Wrap properties have currently only been tested with TIME_LIMIT = 1, which is way lower than is ideal. Higher numbers do probably work, but I have no idea how long they will take. If JG is doing its job properly it shouldn't matter at all. The liveness properties will fail for higher time limits (this should be easy but fiddly to fix! They would ideally have limits written in terms of TIME_LIMIT and WFI_BOUND), so they are commented out by default.

While the implications of such a property are intuitive, we can be satisfying formal too.
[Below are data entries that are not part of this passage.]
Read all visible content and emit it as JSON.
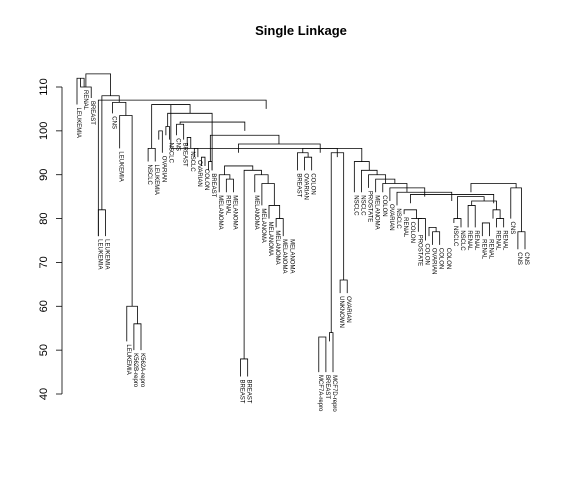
{
  "chart_data": {
    "type": "dendrogram",
    "title": "Single Linkage",
    "xlabel": "",
    "ylabel": "",
    "ylim": [
      40,
      115
    ],
    "yticks": [
      40,
      50,
      60,
      70,
      80,
      90,
      100,
      110
    ],
    "grid": false,
    "leaves": [
      {
        "label": "LEUKEMIA",
        "height": 106
      },
      {
        "label": "RENAL",
        "height": 110
      },
      {
        "label": "BREAST",
        "height": 107.5
      },
      {
        "label": "LEUKEMIA",
        "height": 76
      },
      {
        "label": "LEUKEMIA",
        "height": 76
      },
      {
        "label": "CNS",
        "height": 104
      },
      {
        "label": "LEUKEMIA",
        "height": 96
      },
      {
        "label": "LEUKEMIA",
        "height": 52
      },
      {
        "label": "K562B-repro",
        "height": 50
      },
      {
        "label": "K562A-repro",
        "height": 50
      },
      {
        "label": "NSCLC",
        "height": 93
      },
      {
        "label": "LEUKEMIA",
        "height": 93
      },
      {
        "label": "OVARIAN",
        "height": 95
      },
      {
        "label": "NSCLC",
        "height": 98
      },
      {
        "label": "CNS",
        "height": 99
      },
      {
        "label": "BREAST",
        "height": 98
      },
      {
        "label": "NSCLC",
        "height": 96
      },
      {
        "label": "OVARIAN",
        "height": 94
      },
      {
        "label": "COLON",
        "height": 92
      },
      {
        "label": "BREAST",
        "height": 91
      },
      {
        "label": "MELANOMA",
        "height": 86
      },
      {
        "label": "RENAL",
        "height": 86
      },
      {
        "label": "MELANOMA",
        "height": 86
      },
      {
        "label": "BREAST",
        "height": 44
      },
      {
        "label": "BREAST",
        "height": 44
      },
      {
        "label": "MELANOMA",
        "height": 86
      },
      {
        "label": "MELANOMA",
        "height": 83
      },
      {
        "label": "MELANOMA",
        "height": 80
      },
      {
        "label": "MELANOMA",
        "height": 78
      },
      {
        "label": "MELANOMA",
        "height": 76
      },
      {
        "label": "MELANOMA",
        "height": 76
      },
      {
        "label": "BREAST",
        "height": 91
      },
      {
        "label": "OVARIAN",
        "height": 91
      },
      {
        "label": "COLON",
        "height": 91
      },
      {
        "label": "MCF7A-repro",
        "height": 45
      },
      {
        "label": "BREAST",
        "height": 45
      },
      {
        "label": "MCF7D-repro",
        "height": 45
      },
      {
        "label": "UNKNOWN",
        "height": 63
      },
      {
        "label": "OVARIAN",
        "height": 63
      },
      {
        "label": "NSCLC",
        "height": 86
      },
      {
        "label": "NSCLC",
        "height": 86
      },
      {
        "label": "PROSTATE",
        "height": 87
      },
      {
        "label": "MELANOMA",
        "height": 86
      },
      {
        "label": "COLON",
        "height": 86
      },
      {
        "label": "OVARIAN",
        "height": 84
      },
      {
        "label": "NSCLC",
        "height": 83
      },
      {
        "label": "RENAL",
        "height": 81
      },
      {
        "label": "COLON",
        "height": 80
      },
      {
        "label": "PROSTATE",
        "height": 77
      },
      {
        "label": "COLON",
        "height": 75
      },
      {
        "label": "OVARIAN",
        "height": 74
      },
      {
        "label": "COLON",
        "height": 74
      },
      {
        "label": "COLON",
        "height": 74
      },
      {
        "label": "NSCLC",
        "height": 79
      },
      {
        "label": "NSCLC",
        "height": 78
      },
      {
        "label": "RENAL",
        "height": 78
      },
      {
        "label": "RENAL",
        "height": 78
      },
      {
        "label": "RENAL",
        "height": 76
      },
      {
        "label": "RENAL",
        "height": 76
      },
      {
        "label": "RENAL",
        "height": 78
      },
      {
        "label": "RENAL",
        "height": 78
      },
      {
        "label": "CNS",
        "height": 80
      },
      {
        "label": "CNS",
        "height": 73
      },
      {
        "label": "CNS",
        "height": 73
      }
    ],
    "merges": [
      [
        7,
        8,
        9,
        11,
        12,
        13,
        14,
        15,
        16,
        17,
        18,
        22,
        23,
        25,
        26,
        27,
        28,
        29,
        31,
        32,
        33,
        34,
        35,
        36,
        38,
        39,
        40,
        41,
        42,
        43,
        44,
        45,
        46,
        47,
        48,
        49,
        50,
        51,
        52,
        53,
        55,
        56,
        57,
        58,
        59,
        60,
        61
      ]
    ],
    "tree": [
      {
        "x1": 0,
        "x2": 1,
        "h": 112
      },
      {
        "x1": 0.5,
        "x2": 2,
        "h": 110
      },
      {
        "x1": 3,
        "x2": 4,
        "h": 82
      },
      {
        "x1": 8,
        "x2": 9,
        "h": 56
      },
      {
        "x1": 7,
        "x2": 8.5,
        "h": 60
      },
      {
        "x1": 6,
        "x2": 7.75,
        "h": 103.5
      },
      {
        "x1": 5,
        "x2": 6.875,
        "h": 106.5
      },
      {
        "x1": 3.5,
        "x2": 5.94,
        "h": 108
      },
      {
        "x1": 1.25,
        "x2": 4.72,
        "h": 113
      },
      {
        "x1": 10,
        "x2": 11,
        "h": 96
      },
      {
        "x1": 11.5,
        "x2": 12,
        "h": 100
      },
      {
        "x1": 12.5,
        "x2": 13,
        "h": 101
      },
      {
        "x1": 14,
        "x2": 15,
        "h": 101.5
      },
      {
        "x1": 15.5,
        "x2": 16,
        "h": 98.5
      },
      {
        "x1": 16.5,
        "x2": 17,
        "h": 96
      },
      {
        "x1": 17.5,
        "x2": 18,
        "h": 94
      },
      {
        "x1": 18.5,
        "x2": 19,
        "h": 93
      },
      {
        "x1": 23,
        "x2": 24,
        "h": 48
      },
      {
        "x1": 28,
        "x2": 29,
        "h": 80
      },
      {
        "x1": 27,
        "x2": 28.5,
        "h": 83
      },
      {
        "x1": 26,
        "x2": 27.75,
        "h": 88
      },
      {
        "x1": 25,
        "x2": 26.875,
        "h": 90
      },
      {
        "x1": 23.5,
        "x2": 25.94,
        "h": 91
      },
      {
        "x1": 21,
        "x2": 22,
        "h": 89
      },
      {
        "x1": 20,
        "x2": 21.5,
        "h": 90
      },
      {
        "x1": 20.75,
        "x2": 24.72,
        "h": 92
      },
      {
        "x1": 32,
        "x2": 33,
        "h": 94
      },
      {
        "x1": 31,
        "x2": 32.5,
        "h": 95
      },
      {
        "x1": 34,
        "x2": 35,
        "h": 53
      },
      {
        "x1": 35.5,
        "x2": 36,
        "h": 54
      },
      {
        "x1": 37,
        "x2": 38,
        "h": 66
      },
      {
        "x1": 35.75,
        "x2": 37.5,
        "h": 95
      },
      {
        "x1": 31.75,
        "x2": 36.6,
        "h": 96
      },
      {
        "x1": 22.7,
        "x2": 34.2,
        "h": 97
      },
      {
        "x1": 18.75,
        "x2": 28.4,
        "h": 99
      },
      {
        "x1": 14.5,
        "x2": 23.6,
        "h": 102
      },
      {
        "x1": 12.75,
        "x2": 19,
        "h": 104
      },
      {
        "x1": 10.5,
        "x2": 15.9,
        "h": 106
      },
      {
        "x1": 48,
        "x2": 49,
        "h": 80
      },
      {
        "x1": 50,
        "x2": 51,
        "h": 77
      },
      {
        "x1": 49.5,
        "x2": 50.5,
        "h": 78
      },
      {
        "x1": 47,
        "x2": 48.5,
        "h": 80
      },
      {
        "x1": 46,
        "x2": 47.75,
        "h": 82
      },
      {
        "x1": 53,
        "x2": 54,
        "h": 80
      },
      {
        "x1": 55,
        "x2": 56,
        "h": 83
      },
      {
        "x1": 57,
        "x2": 58,
        "h": 79
      },
      {
        "x1": 59,
        "x2": 60,
        "h": 80
      },
      {
        "x1": 58.5,
        "x2": 59.5,
        "h": 82
      },
      {
        "x1": 55.5,
        "x2": 59,
        "h": 84
      },
      {
        "x1": 53.5,
        "x2": 57.25,
        "h": 85
      },
      {
        "x1": 62,
        "x2": 63,
        "h": 77
      },
      {
        "x1": 61,
        "x2": 62.5,
        "h": 87
      },
      {
        "x1": 55.4,
        "x2": 61.75,
        "h": 88
      },
      {
        "x1": 46.9,
        "x2": 58.6,
        "h": 85.5
      },
      {
        "x1": 45,
        "x2": 52.7,
        "h": 86
      },
      {
        "x1": 44,
        "x2": 48.9,
        "h": 87
      },
      {
        "x1": 43,
        "x2": 46.4,
        "h": 88
      },
      {
        "x1": 42,
        "x2": 44.7,
        "h": 89
      },
      {
        "x1": 41,
        "x2": 43.4,
        "h": 90
      },
      {
        "x1": 40,
        "x2": 42.2,
        "h": 91
      },
      {
        "x1": 39,
        "x2": 41.1,
        "h": 93
      },
      {
        "x1": 40.05,
        "x2": 13.2,
        "h": 96
      },
      {
        "x1": 26.6,
        "x2": 3.0,
        "h": 107
      }
    ]
  }
}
Define five functions:

  1. The specification function \text{Spec} : S \times I \to S maps an architectural state and input to the next architectural state. It does not matter what is meant by 'next' here, but in our case \text{Spec} steps through either an illegal instruction, an interrupt or a regular instruction.
  2. \text{SpecOut} : S \times I \to O maps an architectural state and input to an output (i.e. memory outputs).
  3. \text{Ibex} : A \times I \to A maps one micro-architectural state and input to the next micro-architectural state, where 'next' is equivalent to 'next' for \text{Spec} and might span multiple clock cycles.
  4. \text{IbexOut} : S \times I \to O maps a micro-architectural state and input to an output.
  5. \text{abs} : A \to S maps a micro-architectural state to an architectural state.

The memory assertions (Load, Store, NoMem) prove the following statement, for any micro-architectural state a and input i:

\text{SpecOut}(\text{abs}(a), i) = \text{IbexOut}(a, i)
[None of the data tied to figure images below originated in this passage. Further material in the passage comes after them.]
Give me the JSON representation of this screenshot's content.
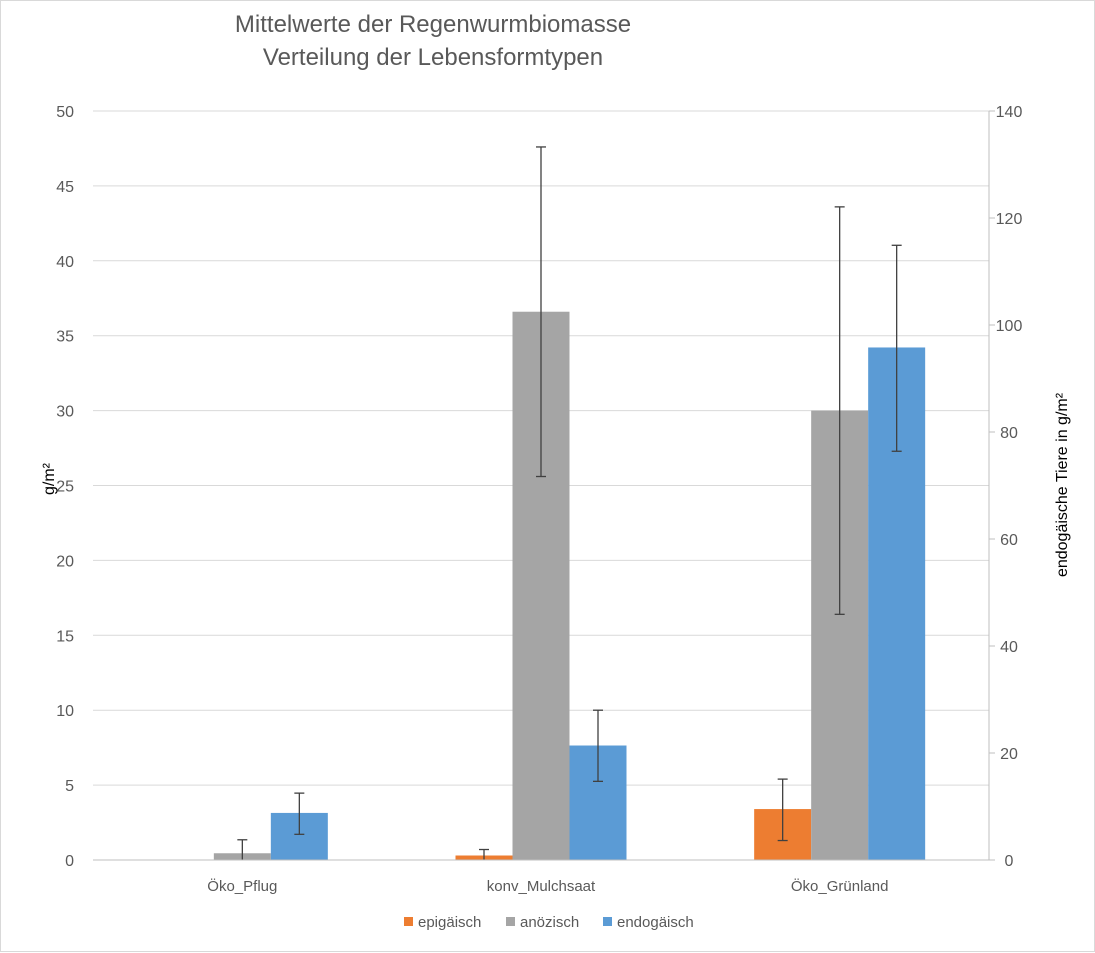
{
  "chart_data": {
    "type": "bar",
    "title": "Mittelwerte der Regenwurmbiomasse",
    "subtitle": "Verteilung der Lebensformtypen",
    "categories": [
      "Öko_Pflug",
      "konv_Mulchsaat",
      "Öko_Grünland"
    ],
    "ylabel": "g/m²",
    "ylabel_right": "endogäische Tiere in g/m²",
    "ylim": [
      0,
      50
    ],
    "yticks": [
      "0",
      "5",
      "10",
      "15",
      "20",
      "25",
      "30",
      "35",
      "40",
      "45",
      "50"
    ],
    "ylim_right": [
      0,
      140
    ],
    "yticks_right": [
      "0",
      "20",
      "40",
      "60",
      "80",
      "100",
      "120",
      "140"
    ],
    "grid": true,
    "legend_position": "bottom",
    "series": [
      {
        "name": "epigäisch",
        "color": "#ed7d31",
        "axis": "left",
        "values": [
          0,
          0.3,
          3.4
        ],
        "error_low": [
          0,
          0,
          1.3
        ],
        "error_high": [
          0,
          0.7,
          5.4
        ]
      },
      {
        "name": "anözisch",
        "color": "#a5a5a5",
        "axis": "left",
        "values": [
          0.45,
          36.6,
          30.0
        ],
        "error_low": [
          0,
          25.6,
          16.4
        ],
        "error_high": [
          1.35,
          47.6,
          43.6
        ]
      },
      {
        "name": "endogäisch",
        "color": "#5b9bd5",
        "axis": "right",
        "values": [
          8.8,
          21.4,
          95.8
        ],
        "error_low": [
          4.8,
          14.7,
          76.4
        ],
        "error_high": [
          12.5,
          28.0,
          114.9
        ]
      }
    ]
  }
}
The assertions with prefix Wrap_ (using essentially every other property we have as lemmas) prove the following statement:

\text{Spec}(\text{abs}(a), i) = \text{abs}(\text{Ibex}(a, i))

If a_0 is the reset micro-architectural state we have, by a straightforward induction, that for a sequence of n inputs I,

\text{Spec}^n(\text{abs}(a_0), I) = \text{abs}(\text{Ibex}^n(a_0, I))

Where I here denote f^{n + 1}(a, I) to be the the left fold of f over I using a initially, i.e. in Haskell syntax foldl f a I. Combined we derive that

\text{SpecOut}(\text{abs}(\text{Ibex}^n (a_0, I)), i) = \text{SpecOut}(\text{Spec}^n (\text{abs}(a_0), I), i) = \text{IbexOut}(\text{Ibex}^n (a_0, I), i)

Finally, we will (but have not yet attempted to) prove that \text{abs}(a_0) = s_0, where s_0 is the initial state of the specification:

\text{SpecOut}(\text{Spec}^n (s_0, I), i) = \text{IbexOut}(\text{Ibex}^n (a_0, I), i)

With that we can conclude that for any sequence of n steps the outputs will remain the same between the specification and Ibex, proving their complete equivalence, so long as there are infinite such steps, which the Live property proves.

Note a few things:

  1. We do not implicitly rely on (or define) 'correctness' for \text{abs}. Satisfying the above propositions is sufficient. In practice it will need to be 'correct' in some sense for \text{Spec} to make use of it.
  2. We do not need to prove that the internal signals of Ibex mean anything, e.g. we have no explicit interpretation of the register file, the pipeline or anything else. To be convinced that I am correct you need to trust only that Wrap, Live, Load, Store, NoMem say what I claim they do above. If I am wrong about my interpretation about internal signals, it does not matter.
  3. In practice there are steps we cannot prove equivalence across (i.e. accessing CSRs we don't have a specification for). In such cases we just disable the next check and resume after that.